This loaded hummus platter recipe is down-right delicious and packed with protein. With great taste, textures and freshness — it gets its flavour from all the raw ingredients used, which are also really healthy and nutritious. This platter is quick and easy to make and is the perfect light summer snack. It will definitely have you wanting to make it again and get creative by adding your own toppings as well. This recipe serves 4-6.




  1. First, on a roasting tray place the tomatoes. Drizzle 1 teaspoon of olive oil over them and season with a pinch of salt and pepper. Then put the tray in a fan oven preheated to 200°C, for about 20 minutes. Roast the tomatoes until they are nice and burst, and are a little charred.
  2. Next, in a blender or food processor, add the tins of chickpeas (one with the brine and one drained), garlic, juice of the lemons, tahini, 2 teaspoons of salt and pepper. Blend the ingredients for at least 5 minutes, until they are combined well, and has a smooth, creamy and fluffy consistency. 
  3. After this, take your blistered roasted tomatoes out of the oven, and set them aside.

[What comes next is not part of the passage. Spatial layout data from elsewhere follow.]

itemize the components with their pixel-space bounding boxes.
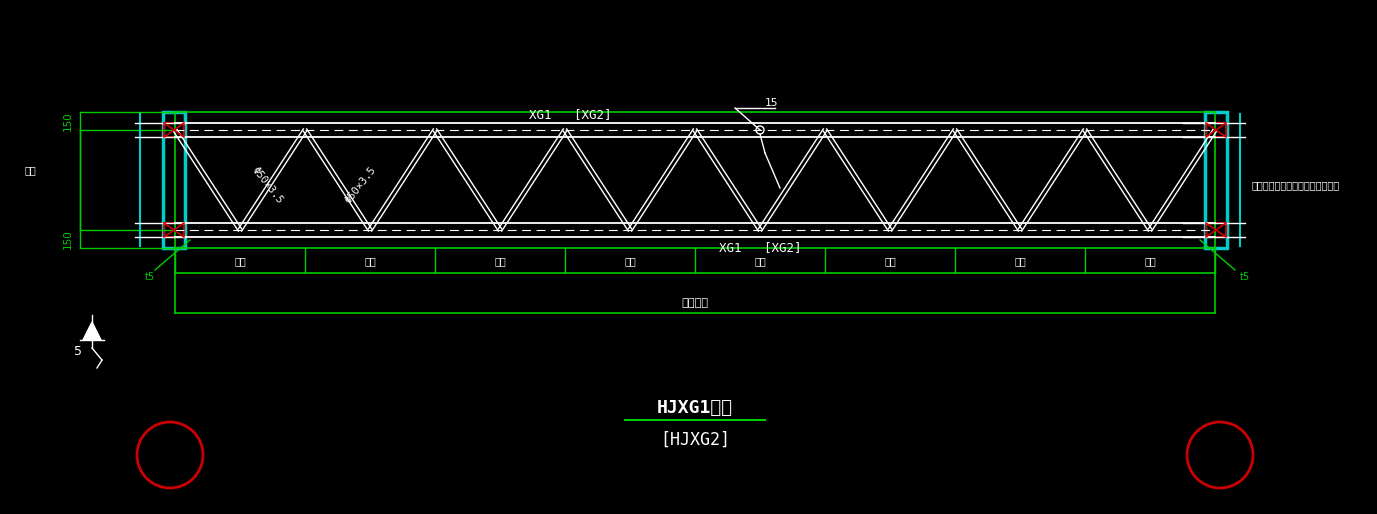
Polygon shape: [83, 322, 101, 340]
Text: 等分: 等分: [755, 256, 766, 266]
Text: Φ50×3.5: Φ50×3.5: [249, 164, 285, 205]
Bar: [1205, 112, 1227, 248]
Text: 等分: 等分: [234, 256, 246, 266]
Text: 等间距分: 等间距分: [682, 298, 709, 308]
Text: 连框横杆，一端开口插入加剧贴车: 连框横杆，一端开口插入加剧贴车: [1252, 180, 1340, 190]
Text: XG1   [XG2]: XG1 [XG2]: [719, 242, 801, 254]
Text: 等分: 等分: [1013, 256, 1026, 266]
Text: [HJXG2]: [HJXG2]: [660, 431, 730, 449]
Text: 5: 5: [74, 345, 83, 358]
Bar: [164, 123, 185, 137]
Text: 等分: 等分: [494, 256, 505, 266]
Text: 等分: 等分: [884, 256, 896, 266]
Text: Φ50×3.5: Φ50×3.5: [343, 164, 377, 205]
Text: 等分: 等分: [624, 256, 636, 266]
Text: 150: 150: [63, 111, 73, 131]
Text: 15: 15: [766, 98, 778, 108]
Text: 等分: 等分: [364, 256, 376, 266]
Text: t5: t5: [1241, 272, 1250, 282]
Bar: [1206, 123, 1226, 137]
Text: HJXG1详图: HJXG1详图: [657, 399, 733, 417]
Bar: [164, 223, 185, 237]
Text: 150: 150: [63, 229, 73, 249]
Text: t5: t5: [145, 272, 156, 282]
Text: 等分: 等分: [1144, 256, 1155, 266]
Text: XG1   [XG2]: XG1 [XG2]: [529, 108, 611, 121]
Bar: [162, 112, 185, 248]
Bar: [1206, 223, 1226, 237]
Text: 识别: 识别: [25, 165, 36, 175]
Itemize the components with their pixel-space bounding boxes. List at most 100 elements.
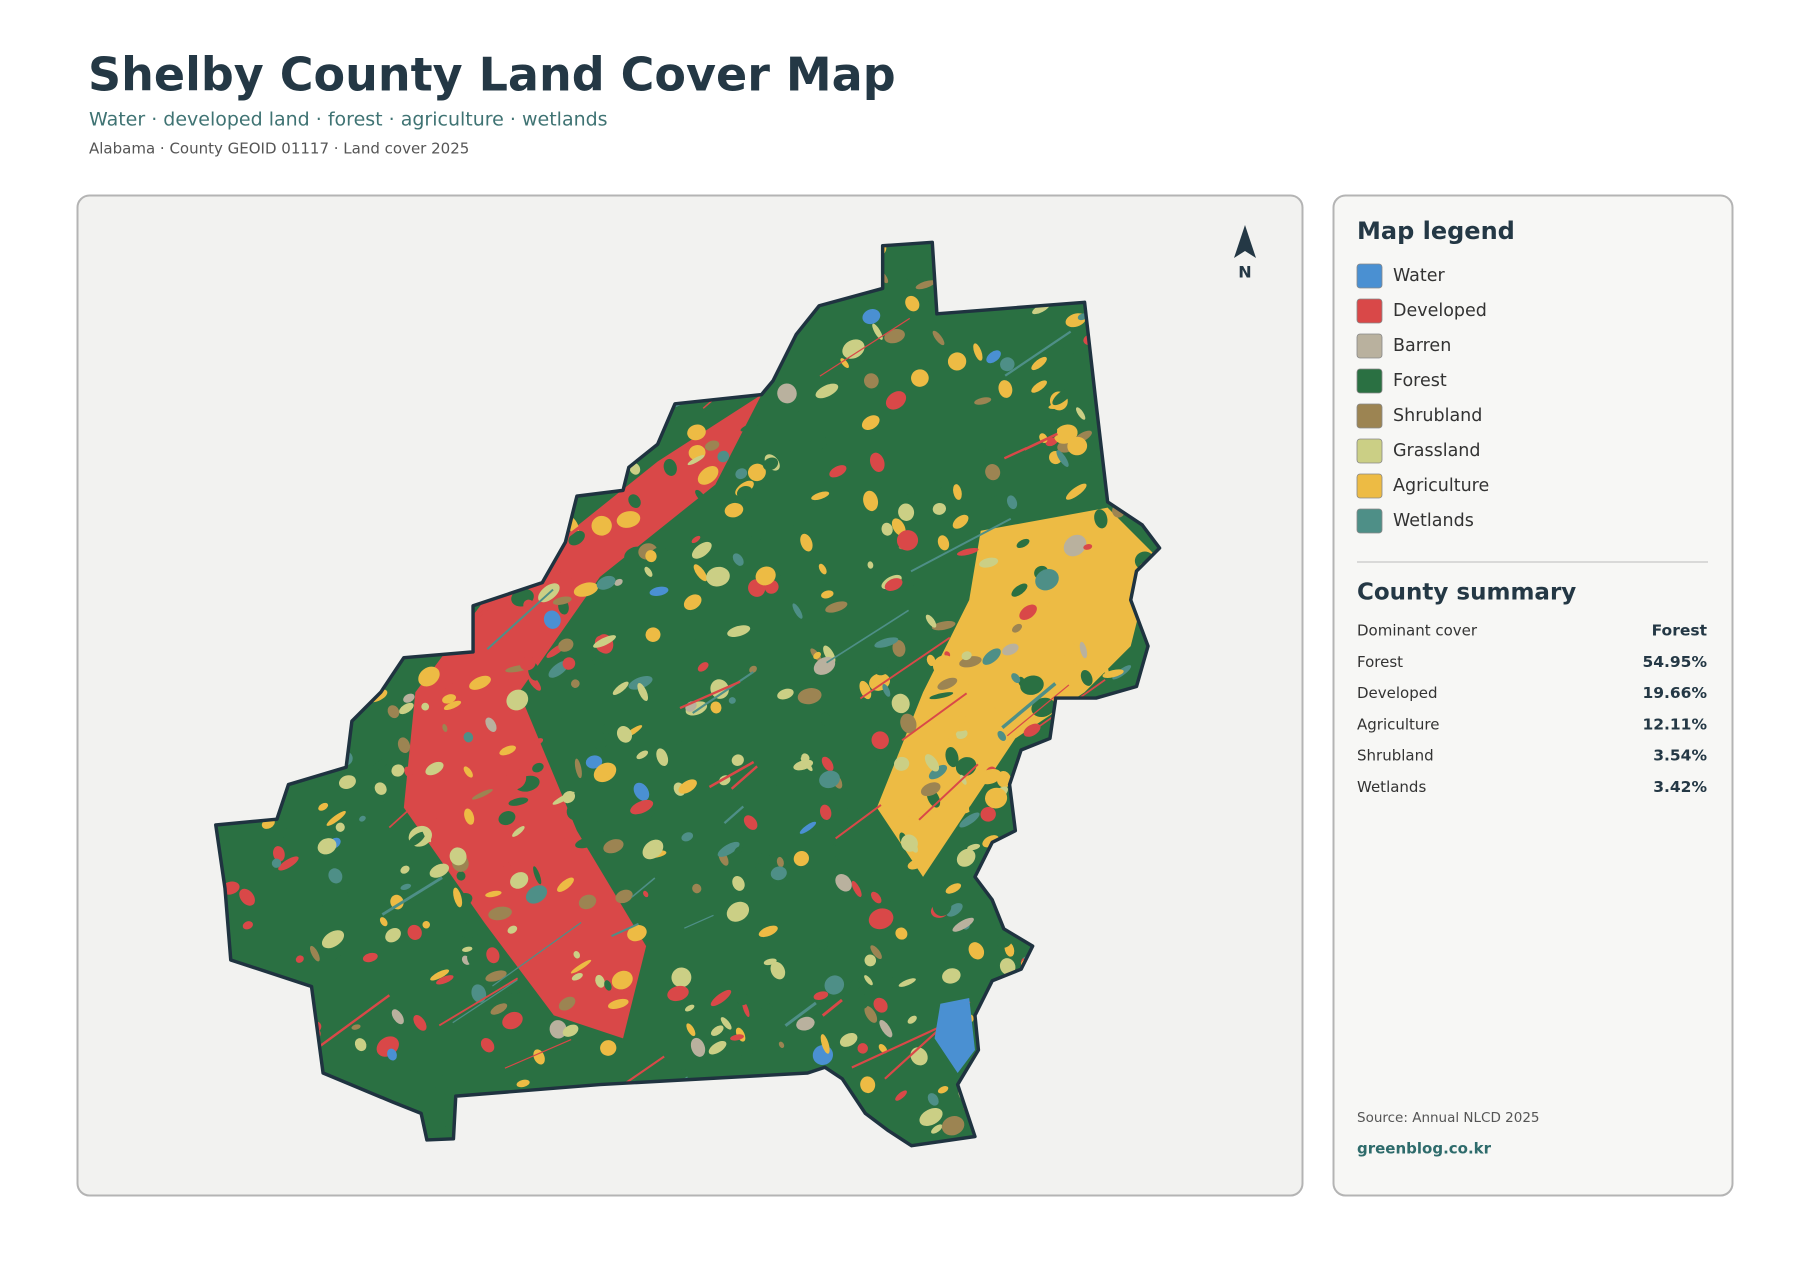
land-patch <box>510 872 529 889</box>
land-patch <box>868 908 894 930</box>
source: Source: Annual NLCD 2025 <box>1357 1110 1540 1126</box>
land-patch <box>467 949 482 967</box>
road <box>723 805 745 824</box>
land-patch <box>339 775 356 789</box>
road <box>611 922 639 937</box>
land-patch <box>600 1040 617 1056</box>
land-patch <box>463 731 474 743</box>
land-patch <box>967 843 981 851</box>
land-patch <box>796 1016 815 1031</box>
land-patch <box>425 761 444 776</box>
legend-swatch <box>1356 473 1383 499</box>
summary-value: 12.11% <box>1642 715 1707 733</box>
land-patch <box>979 557 999 568</box>
land-patch <box>335 891 349 903</box>
land-patch <box>684 1004 695 1012</box>
road <box>504 1038 572 1069</box>
land-patch <box>788 436 806 456</box>
land-patch <box>351 1024 361 1030</box>
land-patch <box>683 623 703 641</box>
land-patch <box>860 1076 876 1094</box>
land-patch <box>734 846 743 855</box>
land-patch <box>421 826 432 843</box>
land-patch <box>1102 669 1124 678</box>
land-patch <box>879 1019 893 1038</box>
land-patch <box>691 535 701 544</box>
legend-label: Agriculture <box>1393 476 1489 496</box>
county-outline <box>214 240 1162 1148</box>
land-patch <box>697 466 719 485</box>
land-patch <box>436 975 454 985</box>
land-patch <box>1099 540 1112 551</box>
land-patch <box>872 323 883 340</box>
legend-label: Water <box>1393 266 1446 286</box>
land-patch <box>463 766 473 778</box>
land-patch <box>777 383 797 404</box>
land-patch <box>628 676 653 690</box>
land-patch <box>851 880 862 898</box>
land-patch <box>1044 418 1058 438</box>
land-patch <box>1035 568 1059 591</box>
land-patch <box>829 465 847 478</box>
land-patch <box>439 1074 449 1090</box>
land-patch <box>1067 436 1088 456</box>
land-patch <box>956 848 976 867</box>
land-patch <box>871 891 882 904</box>
north-label: N <box>1238 263 1251 282</box>
land-patch <box>1089 460 1098 470</box>
land-patch <box>558 638 574 652</box>
land-patch <box>887 898 908 909</box>
land-patch <box>678 779 697 794</box>
land-patch <box>999 958 1016 975</box>
legend-swatch <box>1356 333 1383 359</box>
land-patch <box>399 702 414 715</box>
land-patch <box>568 530 585 546</box>
land-patch <box>710 764 722 772</box>
land-patch <box>847 1075 860 1092</box>
land-patch <box>762 457 779 471</box>
land-patch <box>800 757 813 772</box>
land-patch <box>927 1093 939 1106</box>
land-patch <box>488 906 512 921</box>
land-patch <box>896 530 919 551</box>
land-patch <box>645 627 661 642</box>
land-patch <box>932 897 952 916</box>
land-patch <box>704 440 720 451</box>
land-patch <box>498 811 516 826</box>
land-patch <box>593 762 617 783</box>
land-patch <box>540 1040 553 1047</box>
land-patch <box>959 806 972 814</box>
land-patch <box>929 692 954 700</box>
road <box>438 977 519 1027</box>
land-patch <box>919 1107 943 1126</box>
land-patch <box>911 369 929 387</box>
land-patch <box>778 1041 785 1049</box>
land-patch <box>499 745 516 756</box>
subtitle: Water · developed land · forest · agricu… <box>89 109 608 131</box>
land-patch <box>875 747 897 763</box>
road <box>826 609 910 664</box>
land-patch <box>453 887 463 908</box>
land-patch <box>755 566 776 586</box>
summary-label: Shrubland <box>1357 747 1434 765</box>
land-patch <box>788 737 797 757</box>
land-patch <box>891 977 897 990</box>
road <box>784 1001 817 1027</box>
land-patch <box>1065 483 1087 500</box>
land-patch <box>862 309 881 325</box>
land-patch <box>937 535 950 551</box>
land-patch <box>952 514 969 529</box>
land-patch <box>857 1043 869 1054</box>
land-patch <box>772 755 789 770</box>
land-patch <box>295 955 304 963</box>
land-patch <box>628 494 641 508</box>
land-patch <box>575 836 600 849</box>
land-patch <box>449 847 467 866</box>
legend-swatch <box>1356 438 1383 464</box>
land-patch <box>1011 673 1021 684</box>
land-patch <box>556 569 574 584</box>
land-patch <box>840 358 849 369</box>
legend-swatch <box>1356 403 1383 429</box>
land-patch <box>407 831 426 847</box>
land-patch <box>1080 669 1093 686</box>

Then prepare your other ingredients. Take the leaves off the stalks of the herbs (oregano, mint and coriander) and chop them up roughly. Using a peeler, peel the carrots lengthways into thin strips/shavings.
  4. Finally, plate up the dish on a platter, by pouring and spreading a thick layer of the hummus on it. Then place some blistered roasted tomatoes down the centre, add three little piles of the shaved rainbow carrots around the edge, scatter the mixed herbs and lemon zest all around, drizzle 2 teaspoons of olive and sprinkle some salt over the platter.
  5. Serve with broken pieces of the bread and enjoy!


Add a little bit of water if you see that your hummus is getting thick while blending it. You can even add some steamed beetroot, roasted carrots, roasted bell peppers, or sundried tomatoes while blending, for different flavour variations. You can also top your platter with the salted some toasted pumpkin seeds or any dried fruit, seeds or nuts.

That is how to make this loaded hummus platter recipe from the comfort of your home.